What is clear is that he does not govern in the name of the majority.
What is even clearer is that those that did vote for him did not vote for everything that he does. Nowhere was it suggested that a vote for Labour would entail an invasion of a foreign country. I don’t remember being asked whether I approved new repressive laws. If I had been, I would have said no, actually, the lack of rights we have now is already sufficiently worrying for you not to remove any more, cheers for asking.
What would I suggest to replace it? (Because of course we must have suggestions for replacing what there is – as R points out, it’s no good whining if you don’t have good suggestions for replacing what there is; bollocks, of course – I might have a very good idea of what’s rubbish and absolutely none about what would be good, but that doesn’t make it untrue that what’s rubbish is rubbish.)
Well, even though I think most people are politically illiterate and too blindly prejudiced to be trusted not to fuck the place up without even giving it a second's thought, I do believe that anyone who takes democracy seriously must trust the people. I think we should vote on lists of proposed programmes and that the government should be nothing but the functionaries who put them into action. (Okay, I have slightly more detailed ideas than that, because I can almost feel the "yes, but how would it all be paid for" coming.) There are of course fears that the majority would vote for the death sentence and other unsavoury things of which I don't approve, but two things have to be taken into consideration. One, who says that my idea of what's right should prevail? I know that's a bit revolutionary for most liberals, who feel that their personal feelings of righteousness outweigh any considerations of consensus or even the will of the majority. Two, politicans' role in my system would be much more as persuaders. Convince people not to hang criminals. Educate them. I believe strongly that if you are right, you can be seen to be right. I refuse to have so little faith in people that I must assume they are fundamentally not to be trusted with the direction of their own lives. Here's the key for me: let people have the power. Devolve to the lowest feasible level. The individual for choices that affect the individual alone (since when was it actually the state's, or anyone else's, business that Joe Blow smokes pot; even if it were true that he is endangering himself, why might he not be permitted to endanger himself?); the community for choices that affect the community; the city for the city...

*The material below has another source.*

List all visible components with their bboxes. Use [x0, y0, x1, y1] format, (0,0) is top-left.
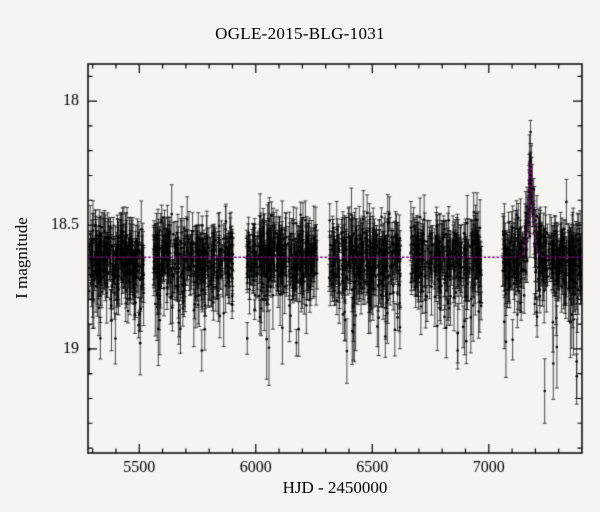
x-axis-label: HJD - 2450000 [282, 478, 388, 497]
chart-title: OGLE-2015-BLG-1031 [215, 24, 385, 43]
y-axis-label: I magnitude [12, 217, 31, 299]
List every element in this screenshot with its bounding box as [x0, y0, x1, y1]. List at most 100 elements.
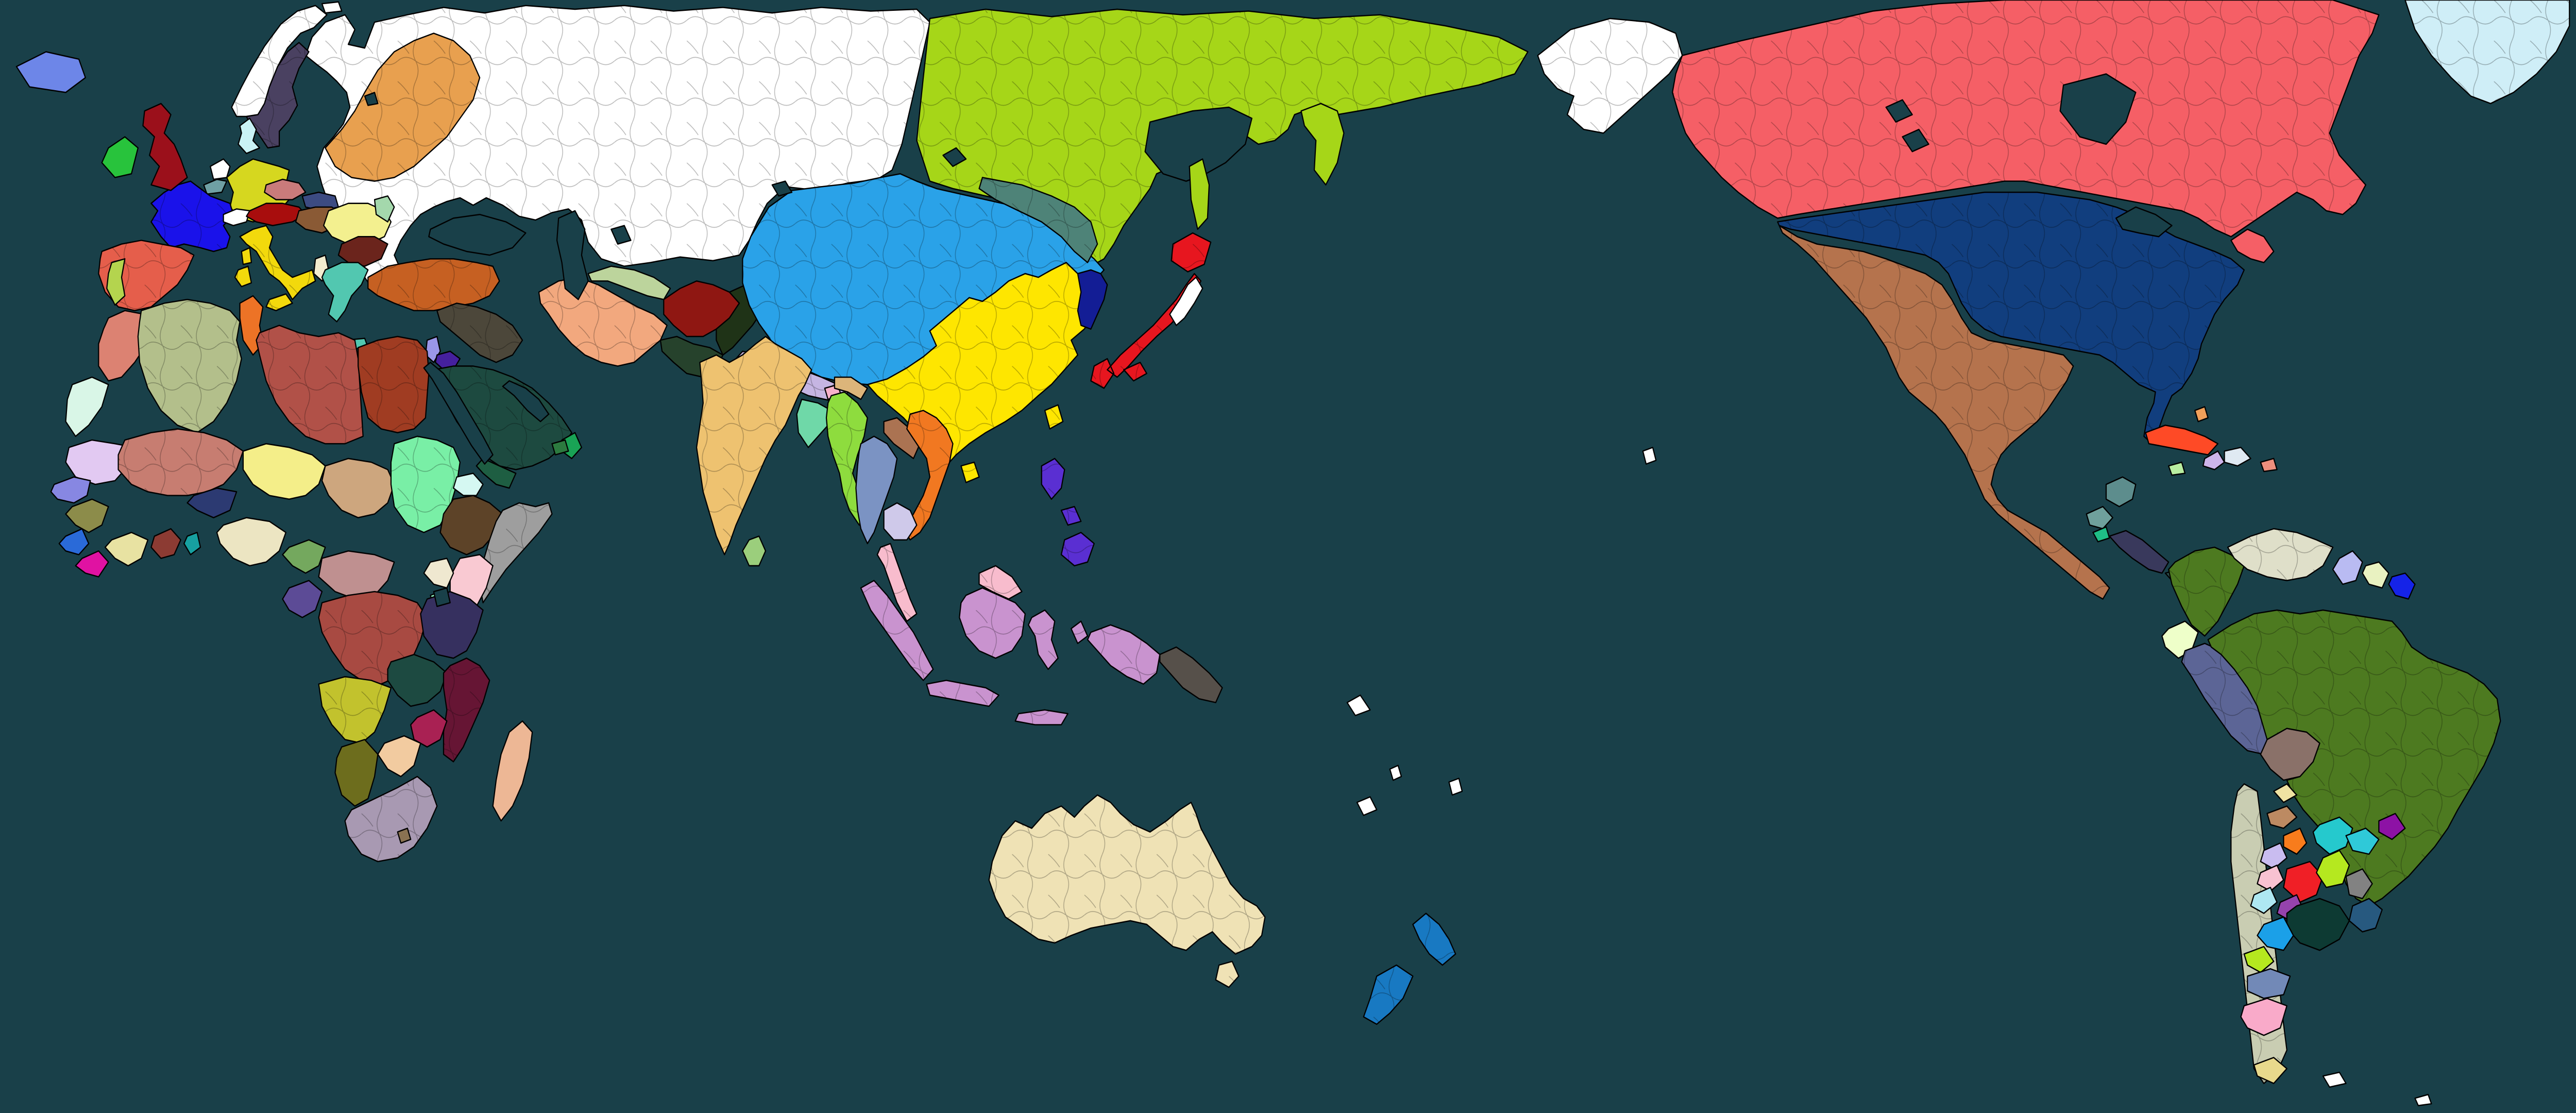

People do not play an active part in politics because they cannot see how to change things. This is largely because they cannot, of course. They are mostly passive in the political process. We have "representatives", but we do not feel they represent us. This is because at every level they make decisions we do not mandate them to make.
We should be having meetings in every street, in every suburb, in every town. We should yea or nay the whole shebang. We should have voices that are heard, not votes that simply empower people we do not trust to do things we do not want done.